E allora largo al ricordo artefatto: “C’era una volta – si legge nel post che giustamente inizia con le parole di una favola – la vacanza estiva che durava dai due ai tre mesi. Aveva un nome obsoleto ed in disuso, ‘la villeggiatura’. Tanti partivano addirittura ad inizio giugno od ai primi di luglio e tornavano a metà settembre. L’ autostrada era una fila di Fiat 850, 600, 1100, 127, 500 e 128, Maggiolini e Prinz. Non era guardato affatto chi aveva la Bmw la Mercedes o l’Audi, perché gli status symbol allora non esistevano. Era tutto più semplice e più vero”. Il testo prosegue con una quantità di inesattezze, di idiozie e di luoghi comuni da far impallidire i social media manager di Matteo Salvini, dal “mare più pulito” all’Italia “terza potenza mondiale” (al massimo siamo stati la quinta per un paio d’anni scarsi, dal 1990 al 1991, a causa di un deprezzamento della sterlina). La tesi è che la società di oggi fa schifo, che è solo apparenza e che “loro”, con le loro vecchie auto inquinanti, da giovani erano migliori di quelli arrivati dopo e soprattutto hanno avuto la fortuna di vivere in tempi irripetibili. Insomma, un regolatore dell’umore con una punta di Lsd sotto forma di post su Facebook.

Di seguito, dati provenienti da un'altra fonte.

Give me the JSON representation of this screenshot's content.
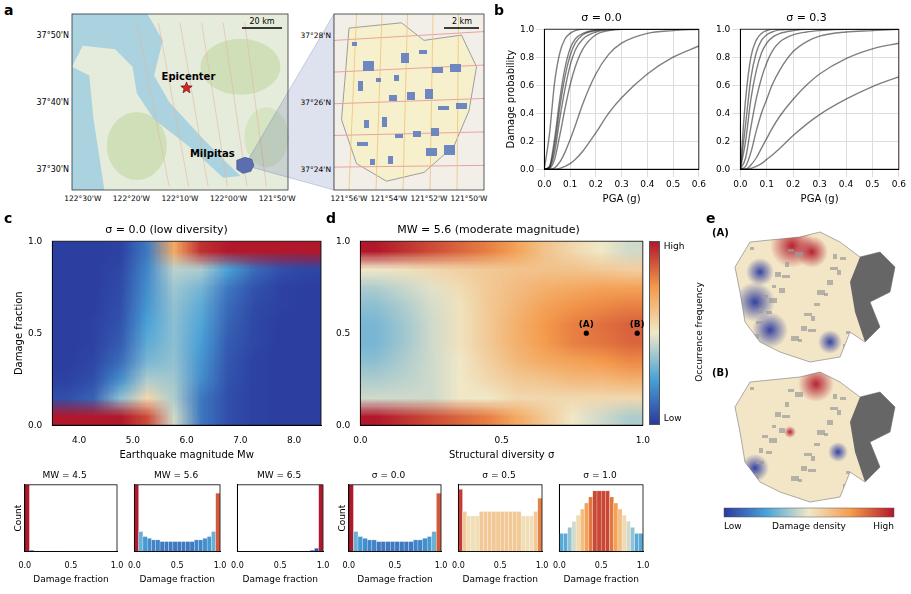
{
  "panel_letters": [
    "a",
    "b",
    "c",
    "d",
    "e"
  ],
  "map_a": {
    "overview": {
      "markers": [
        {
          "label": "Epicenter"
        },
        {
          "label": "Milpitas"
        }
      ],
      "scale_bar": "20 km",
      "lat_ticks": [
        "37°50'N",
        "37°40'N",
        "37°30'N"
      ],
      "lon_ticks": [
        "122°30'W",
        "122°20'W",
        "122°10'W",
        "122°00'W",
        "121°50'W"
      ]
    },
    "inset": {
      "scale_bar": "2 km",
      "lat_ticks": [
        "37°28'N",
        "37°26'N",
        "37°24'N"
      ],
      "lon_ticks": [
        "121°56'W",
        "121°54'W",
        "121°52'W",
        "121°50'W"
      ]
    }
  },
  "chart_data": [
    {
      "type": "line",
      "title": "σ = 0.0",
      "x_label": "PGA (g)",
      "y_label": "Damage probability",
      "grid": true,
      "x": [
        0,
        0.02,
        0.04,
        0.06,
        0.08,
        0.1,
        0.12,
        0.15,
        0.2,
        0.25,
        0.3,
        0.4,
        0.5,
        0.6
      ],
      "series": [
        {
          "color": "#000000",
          "values": [
            0,
            0.02,
            0.22,
            0.5,
            0.72,
            0.86,
            0.93,
            0.97,
            0.995,
            1,
            1,
            1,
            1,
            1
          ]
        },
        {
          "color": "#000000",
          "values": [
            0,
            0.01,
            0.12,
            0.36,
            0.57,
            0.74,
            0.85,
            0.93,
            0.98,
            0.995,
            1,
            1,
            1,
            1
          ]
        },
        {
          "color": "#000000",
          "values": [
            0,
            0.005,
            0.07,
            0.24,
            0.43,
            0.6,
            0.73,
            0.86,
            0.96,
            0.99,
            1,
            1,
            1,
            1
          ]
        },
        {
          "color": "#000000",
          "values": [
            0,
            0,
            0.01,
            0.05,
            0.12,
            0.21,
            0.31,
            0.47,
            0.68,
            0.82,
            0.9,
            0.97,
            0.99,
            1
          ]
        },
        {
          "color": "#000000",
          "values": [
            0,
            0,
            0,
            0.005,
            0.02,
            0.04,
            0.07,
            0.13,
            0.26,
            0.4,
            0.51,
            0.68,
            0.8,
            0.88
          ]
        },
        {
          "color": "#000000",
          "values": [
            0,
            0.25,
            0.62,
            0.83,
            0.93,
            0.97,
            0.99,
            1,
            1,
            1,
            1,
            1,
            1,
            1
          ]
        },
        {
          "color": "#000000",
          "values": [
            0,
            0.015,
            0.17,
            0.44,
            0.66,
            0.81,
            0.9,
            0.96,
            0.99,
            1,
            1,
            1,
            1,
            1
          ]
        }
      ],
      "xlim": [
        0,
        0.6
      ],
      "xticks": [
        {
          "value": 0,
          "label": "0.0"
        },
        0.1,
        0.2,
        0.3,
        0.4,
        0.5,
        0.6
      ],
      "ylim": [
        0,
        1
      ],
      "yticks": [
        {
          "value": 0,
          "label": "0.0"
        },
        0.2,
        0.4,
        0.6,
        0.8,
        {
          "value": 1,
          "label": "1.0"
        }
      ]
    },
    {
      "type": "line",
      "title": "σ = 0.3",
      "x_label": "PGA (g)",
      "grid": true,
      "x": [
        0,
        0.02,
        0.04,
        0.06,
        0.08,
        0.1,
        0.12,
        0.15,
        0.2,
        0.25,
        0.3,
        0.4,
        0.5,
        0.6
      ],
      "series": [
        {
          "color": "#000000",
          "values": [
            0,
            0.5,
            0.8,
            0.92,
            0.97,
            0.99,
            1,
            1,
            1,
            1,
            1,
            1,
            1,
            1
          ]
        },
        {
          "color": "#000000",
          "values": [
            0,
            0.2,
            0.5,
            0.7,
            0.83,
            0.9,
            0.94,
            0.97,
            0.99,
            1,
            1,
            1,
            1,
            1
          ]
        },
        {
          "color": "#000000",
          "values": [
            0,
            0.08,
            0.3,
            0.5,
            0.65,
            0.76,
            0.84,
            0.91,
            0.96,
            0.98,
            0.99,
            1,
            1,
            1
          ]
        },
        {
          "color": "#000000",
          "values": [
            0,
            0.02,
            0.12,
            0.27,
            0.4,
            0.5,
            0.6,
            0.71,
            0.84,
            0.91,
            0.95,
            0.98,
            0.99,
            1
          ]
        },
        {
          "color": "#000000",
          "values": [
            0,
            0,
            0.03,
            0.08,
            0.15,
            0.22,
            0.29,
            0.38,
            0.5,
            0.6,
            0.68,
            0.79,
            0.86,
            0.9
          ]
        },
        {
          "color": "#000000",
          "values": [
            0,
            0,
            0.005,
            0.02,
            0.04,
            0.07,
            0.1,
            0.15,
            0.24,
            0.32,
            0.39,
            0.5,
            0.59,
            0.66
          ]
        },
        {
          "color": "#000000",
          "values": [
            0,
            0.32,
            0.65,
            0.83,
            0.92,
            0.96,
            0.98,
            0.995,
            1,
            1,
            1,
            1,
            1,
            1
          ]
        }
      ],
      "xlim": [
        0,
        0.6
      ],
      "xticks": [
        {
          "value": 0,
          "label": "0.0"
        },
        0.1,
        0.2,
        0.3,
        0.4,
        0.5,
        0.6
      ],
      "ylim": [
        0,
        1
      ],
      "yticks": [
        {
          "value": 0,
          "label": "0.0"
        },
        0.2,
        0.4,
        0.6,
        0.8,
        {
          "value": 1,
          "label": "1.0"
        }
      ]
    },
    {
      "type": "heatmap",
      "title": "σ = 0.0 (low diversity)",
      "x_label": "Earthquake magnitude Mw",
      "y_label": "Damage fraction",
      "x_bins": [
        3.5,
        4,
        4.5,
        5,
        5.5,
        6,
        6.5,
        7,
        7.5,
        8,
        8.5
      ],
      "y_bins": [
        0,
        0.1,
        0.2,
        0.3,
        0.4,
        0.5,
        0.6,
        0.7,
        0.8,
        0.9,
        1
      ],
      "cells": [
        [
          1,
          1,
          1,
          0.9,
          0.45,
          0.15,
          0.05,
          0.02,
          0.01,
          0.01
        ],
        [
          0.05,
          0.1,
          0.35,
          0.55,
          0.4,
          0.15,
          0.05,
          0.02,
          0.01,
          0.01
        ],
        [
          0.02,
          0.05,
          0.2,
          0.4,
          0.38,
          0.2,
          0.06,
          0.02,
          0.01,
          0.01
        ],
        [
          0.01,
          0.03,
          0.12,
          0.32,
          0.36,
          0.22,
          0.07,
          0.02,
          0.01,
          0.01
        ],
        [
          0.01,
          0.02,
          0.08,
          0.28,
          0.35,
          0.24,
          0.08,
          0.03,
          0.01,
          0.01
        ],
        [
          0.01,
          0.02,
          0.06,
          0.25,
          0.35,
          0.26,
          0.1,
          0.03,
          0.01,
          0.01
        ],
        [
          0.01,
          0.01,
          0.05,
          0.22,
          0.36,
          0.28,
          0.12,
          0.04,
          0.02,
          0.01
        ],
        [
          0.01,
          0.01,
          0.04,
          0.2,
          0.38,
          0.32,
          0.15,
          0.06,
          0.02,
          0.01
        ],
        [
          0.01,
          0.01,
          0.03,
          0.18,
          0.42,
          0.4,
          0.25,
          0.12,
          0.05,
          0.03
        ],
        [
          0.01,
          0.01,
          0.02,
          0.15,
          0.7,
          0.95,
          1,
          1,
          1,
          1
        ]
      ],
      "xlim": [
        3.5,
        8.5
      ],
      "xticks": [
        {
          "value": 4,
          "label": "4.0"
        },
        {
          "value": 5,
          "label": "5.0"
        },
        {
          "value": 6,
          "label": "6.0"
        },
        {
          "value": 7,
          "label": "7.0"
        },
        {
          "value": 8,
          "label": "8.0"
        }
      ],
      "ylim": [
        0,
        1
      ],
      "yticks": [
        {
          "value": 0,
          "label": "0.0"
        },
        0.5,
        {
          "value": 1,
          "label": "1.0"
        }
      ]
    },
    {
      "type": "heatmap",
      "title": "MW = 5.6 (moderate magnitude)",
      "x_label": "Structural diversity σ",
      "x_bins": [
        0,
        0.1,
        0.2,
        0.3,
        0.4,
        0.5,
        0.6,
        0.7,
        0.8,
        0.9,
        1
      ],
      "y_bins": [
        0,
        0.1,
        0.2,
        0.3,
        0.4,
        0.5,
        0.6,
        0.7,
        0.8,
        0.9,
        1
      ],
      "cells": [
        [
          1,
          0.95,
          0.9,
          0.85,
          0.8,
          0.7,
          0.6,
          0.5,
          0.45,
          0.4
        ],
        [
          0.45,
          0.45,
          0.45,
          0.5,
          0.5,
          0.55,
          0.55,
          0.55,
          0.55,
          0.55
        ],
        [
          0.4,
          0.42,
          0.45,
          0.5,
          0.55,
          0.6,
          0.62,
          0.65,
          0.65,
          0.68
        ],
        [
          0.35,
          0.4,
          0.45,
          0.5,
          0.58,
          0.65,
          0.7,
          0.72,
          0.75,
          0.78
        ],
        [
          0.32,
          0.38,
          0.45,
          0.52,
          0.6,
          0.68,
          0.74,
          0.8,
          0.82,
          0.85
        ],
        [
          0.32,
          0.38,
          0.45,
          0.52,
          0.6,
          0.68,
          0.75,
          0.8,
          0.83,
          0.86
        ],
        [
          0.35,
          0.4,
          0.46,
          0.52,
          0.6,
          0.66,
          0.72,
          0.76,
          0.78,
          0.8
        ],
        [
          0.4,
          0.44,
          0.48,
          0.54,
          0.6,
          0.64,
          0.68,
          0.7,
          0.72,
          0.72
        ],
        [
          0.5,
          0.52,
          0.55,
          0.58,
          0.6,
          0.62,
          0.62,
          0.62,
          0.6,
          0.58
        ],
        [
          1,
          0.95,
          0.9,
          0.85,
          0.8,
          0.72,
          0.62,
          0.55,
          0.5,
          0.45
        ]
      ],
      "annotations": [
        {
          "label": "(A)",
          "x": 0.8,
          "y": 0.5
        },
        {
          "label": "(B)",
          "x": 0.98,
          "y": 0.5
        }
      ],
      "colorbar": {
        "label": "Occurrence frequency",
        "range": [
          0,
          1
        ],
        "ticks": [
          {
            "value": 1,
            "label": "High"
          },
          {
            "value": 0,
            "label": "Low"
          }
        ]
      },
      "xlim": [
        0,
        1
      ],
      "xticks": [
        {
          "value": 0,
          "label": "0.0"
        },
        0.5,
        {
          "value": 1,
          "label": "1.0"
        }
      ],
      "ylim": [
        0,
        1
      ],
      "yticks": [
        {
          "value": 0,
          "label": "0.0"
        },
        0.5,
        {
          "value": 1,
          "label": "1.0"
        }
      ]
    },
    {
      "type": "histogram",
      "title": "MW = 4.5",
      "x_label": "Damage fraction",
      "y_label": "Count",
      "tick_labels": "x",
      "bins": [
        0,
        0.05,
        0.1,
        0.15,
        0.2,
        0.25,
        0.3,
        0.35,
        0.4,
        0.45,
        0.5,
        0.55,
        0.6,
        0.65,
        0.7,
        0.75,
        0.8,
        0.85,
        0.9,
        0.95,
        1
      ],
      "values": [
        100,
        2,
        1,
        0.5,
        0.3,
        0.2,
        0.1,
        0.1,
        0.1,
        0,
        0,
        0,
        0,
        0,
        0,
        0,
        0,
        0,
        0,
        0
      ],
      "xlim": [
        0,
        1
      ],
      "xticks": [
        {
          "value": 0,
          "label": "0.0"
        },
        0.5,
        {
          "value": 1,
          "label": "1.0"
        }
      ],
      "ylim": [
        0,
        100
      ]
    },
    {
      "type": "histogram",
      "title": "MW = 5.6",
      "x_label": "Damage fraction",
      "tick_labels": "x",
      "bins": [
        0,
        0.05,
        0.1,
        0.15,
        0.2,
        0.25,
        0.3,
        0.35,
        0.4,
        0.45,
        0.5,
        0.55,
        0.6,
        0.65,
        0.7,
        0.75,
        0.8,
        0.85,
        0.9,
        0.95,
        1
      ],
      "values": [
        40,
        12,
        9,
        8,
        7,
        7,
        6,
        6,
        6,
        6,
        6,
        6,
        6,
        6,
        7,
        7,
        8,
        9,
        12,
        35
      ],
      "xlim": [
        0,
        1
      ],
      "xticks": [
        {
          "value": 0,
          "label": "0.0"
        },
        0.5,
        {
          "value": 1,
          "label": "1.0"
        }
      ],
      "ylim": [
        0,
        40
      ]
    },
    {
      "type": "histogram",
      "title": "MW = 6.5",
      "x_label": "Damage fraction",
      "tick_labels": "x",
      "bins": [
        0,
        0.05,
        0.1,
        0.15,
        0.2,
        0.25,
        0.3,
        0.35,
        0.4,
        0.45,
        0.5,
        0.55,
        0.6,
        0.65,
        0.7,
        0.75,
        0.8,
        0.85,
        0.9,
        0.95,
        1
      ],
      "values": [
        0,
        0,
        0,
        0,
        0,
        0,
        0,
        0,
        0,
        0,
        0,
        0.1,
        0.1,
        0.2,
        0.3,
        0.5,
        1,
        2,
        5,
        100
      ],
      "xlim": [
        0,
        1
      ],
      "xticks": [
        {
          "value": 0,
          "label": "0.0"
        },
        0.5,
        {
          "value": 1,
          "label": "1.0"
        }
      ],
      "ylim": [
        0,
        100
      ]
    },
    {
      "type": "histogram",
      "title": "σ = 0.0",
      "x_label": "Damage fraction",
      "y_label": "Count",
      "tick_labels": "x",
      "bins": [
        0,
        0.05,
        0.1,
        0.15,
        0.2,
        0.25,
        0.3,
        0.35,
        0.4,
        0.45,
        0.5,
        0.55,
        0.6,
        0.65,
        0.7,
        0.75,
        0.8,
        0.85,
        0.9,
        0.95,
        1
      ],
      "values": [
        40,
        12,
        9,
        8,
        7,
        7,
        6,
        6,
        6,
        6,
        6,
        6,
        6,
        6,
        7,
        7,
        8,
        9,
        12,
        35
      ],
      "xlim": [
        0,
        1
      ],
      "xticks": [
        {
          "value": 0,
          "label": "0.0"
        },
        0.5,
        {
          "value": 1,
          "label": "1.0"
        }
      ],
      "ylim": [
        0,
        40
      ]
    },
    {
      "type": "histogram",
      "title": "σ = 0.5",
      "x_label": "Damage fraction",
      "tick_labels": "x",
      "bins": [
        0,
        0.05,
        0.1,
        0.15,
        0.2,
        0.25,
        0.3,
        0.35,
        0.4,
        0.45,
        0.5,
        0.55,
        0.6,
        0.65,
        0.7,
        0.75,
        0.8,
        0.85,
        0.9,
        0.95,
        1
      ],
      "values": [
        14,
        9,
        8,
        8,
        8,
        9,
        9,
        9,
        9,
        9,
        9,
        9,
        9,
        9,
        9,
        8,
        8,
        8,
        9,
        12
      ],
      "xlim": [
        0,
        1
      ],
      "xticks": [
        {
          "value": 0,
          "label": "0.0"
        },
        0.5,
        {
          "value": 1,
          "label": "1.0"
        }
      ],
      "ylim": [
        0,
        15
      ]
    },
    {
      "type": "histogram",
      "title": "σ = 1.0",
      "x_label": "Damage fraction",
      "tick_labels": "x",
      "bins": [
        0,
        0.05,
        0.1,
        0.15,
        0.2,
        0.25,
        0.3,
        0.35,
        0.4,
        0.45,
        0.5,
        0.55,
        0.6,
        0.65,
        0.7,
        0.75,
        0.8,
        0.85,
        0.9,
        0.95,
        1
      ],
      "values": [
        3,
        3,
        4,
        5,
        6,
        7,
        8,
        9,
        10,
        10,
        10,
        10,
        9,
        8,
        7,
        6,
        5,
        4,
        3,
        3
      ],
      "xlim": [
        0,
        1
      ],
      "xticks": [
        {
          "value": 0,
          "label": "0.0"
        },
        0.5,
        {
          "value": 1,
          "label": "1.0"
        }
      ],
      "ylim": [
        0,
        11
      ]
    }
  ],
  "map_e": {
    "maps": [
      {
        "label": "(A)"
      },
      {
        "label": "(B)"
      }
    ],
    "colorbar": {
      "label": "Damage density",
      "range": [
        0,
        1
      ],
      "ticks": [
        {
          "value": 0,
          "label": "Low"
        },
        {
          "value": 1,
          "label": "High"
        }
      ]
    }
  }
}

Perché è sbagliato fare paragoni
In realtà definire dei tempi “migliori” di altri è assai stupido e si rischia di incorrere in contro narrazioni che possono causare turbamenti. L’Italia di quegli anni era “l’Africa d’Europa”, un Paese povero, con un’inflazione alle stelle e con moltissime famiglie che vivevano in condizioni igienico sanitarie drammatiche. A fare la mitologica “villeggiatura” di tre o quattro mesi erano in pochissimi; l’aspettativa di vita nel 1960 era di 69,8 anni, oggi è di 81,5 anni: prima del 1971 non c’erano le Tac e non c’erano molti vaccini obbligatori, in compenso c’era la poliomelite e un tasso di mortalità infantile altissimo. Sulle teste dei bambini vivevano colonie di pidocchi, eravamo circondati di amianto e di scarichi industriali che ci avvelenavano a due passi dalle case. I centri storici di città come Napoli, Bari e Palermo erano off limits perché controllati dalle mafie, con gente che veniva freddata di giorno in mezzo alla strada. E poi gli anni di piombo, le stragi di Stato, la classe politica più corrotta della storia. Nel 1972, con molti meno mezzi in circolazione, i morti sulle strade sono stati più di 11 mila (le belle auto di una volta e le famigliole in quattro sulla vespa…), nel 2023 poco più di 3 mila. I giovani di oggi vivono nell’esaltazione dell’apparenza e degli status symbol, ma molte delle loro nonne indossavano inutili pellicce. E comunque, parcheggiare l’auto sulla spiaggia non era bello, era incivile.